For most people of a certain age, these kinds of memories are common to both the suburbs and to the outback.

For this generation though, HOME no longer holds connection to land or the food that comes from it. We live in an instant society, ruled by screens and immediate gratification.

When I asked my mother in law a few years ago, (after they had been immersed in city living for over two decades), if she would show me how to make jam, she looked at me aghast and said, "why on earth would you want to do that? Slave over a hot stove when it's only $3 at the store?"

Convenience was a glistening, enticing new way of life.

I think we lost something when the family farm was sold. Not just a plot of land we could visit with our growing babies, but a connection to a time when life seemed more real. Grounded.  

I may be romanticising the realities of the hardships they faced then, but I think this generation may be looking for 'it' again.

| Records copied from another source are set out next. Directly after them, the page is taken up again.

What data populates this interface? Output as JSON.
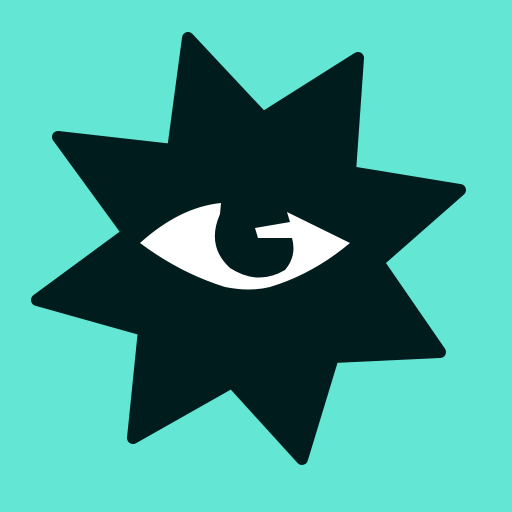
{
  "icon": {
    "name": "app-icon",
    "shape": "nine-point-star",
    "emblem": "eye-with-curved-arrow"
  },
  "colors": {
    "background": "#63e7d4",
    "star": "#011c1c",
    "eye": "#ffffff",
    "pupil": "#011c1c"
  }
}
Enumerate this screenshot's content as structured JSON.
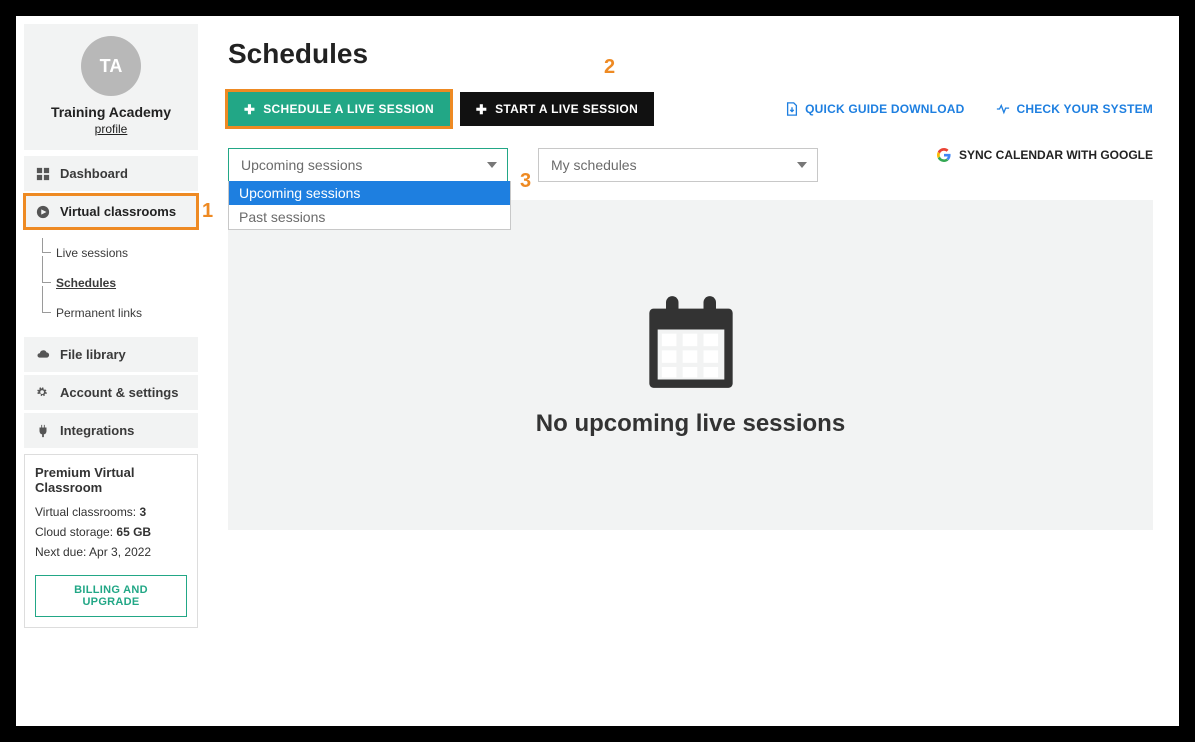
{
  "sidebar": {
    "avatar_initials": "TA",
    "org_name": "Training Academy",
    "profile_link": "profile",
    "nav": {
      "dashboard": "Dashboard",
      "virtual_classrooms": "Virtual classrooms",
      "file_library": "File library",
      "account_settings": "Account & settings",
      "integrations": "Integrations"
    },
    "vc_sub": {
      "live_sessions": "Live sessions",
      "schedules": "Schedules",
      "permanent_links": "Permanent links"
    },
    "plan": {
      "heading": "Premium Virtual Classroom",
      "rooms_label": "Virtual classrooms: ",
      "rooms_value": "3",
      "storage_label": "Cloud storage: ",
      "storage_value": "65 GB",
      "next_due_label": "Next due: ",
      "next_due_value": "Apr 3, 2022",
      "upgrade_button": "BILLING AND UPGRADE"
    }
  },
  "main": {
    "title": "Schedules",
    "buttons": {
      "schedule": "SCHEDULE A LIVE SESSION",
      "start": "START A LIVE SESSION"
    },
    "links": {
      "guide": "QUICK GUIDE DOWNLOAD",
      "check": "CHECK YOUR SYSTEM",
      "sync": "SYNC CALENDAR WITH GOOGLE"
    },
    "filters": {
      "sessions_selected": "Upcoming sessions",
      "sessions_options": {
        "upcoming": "Upcoming sessions",
        "past": "Past sessions"
      },
      "schedules_selected": "My schedules"
    },
    "empty_state": "No upcoming live sessions"
  },
  "annotations": {
    "one": "1",
    "two": "2",
    "three": "3"
  }
}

Simplicity, slowing down for a chat in town, connection to land through what we grow, a call back to handmade wardrobes or homemade gifts, mindful acquisitons.

Less but better.

 Maybe the throwaway society is getting tired, because it was never meant to be this way. We were made for relationship, with each other and with the earth we are on.

We hope to blog more this year about our own journey back to the 'old ways', to the much-maligned practice of home-making, which is not just a place, but a way of life. The pleasure and feeling of contentment known to our great grandparents, just waiting for us to rediscover.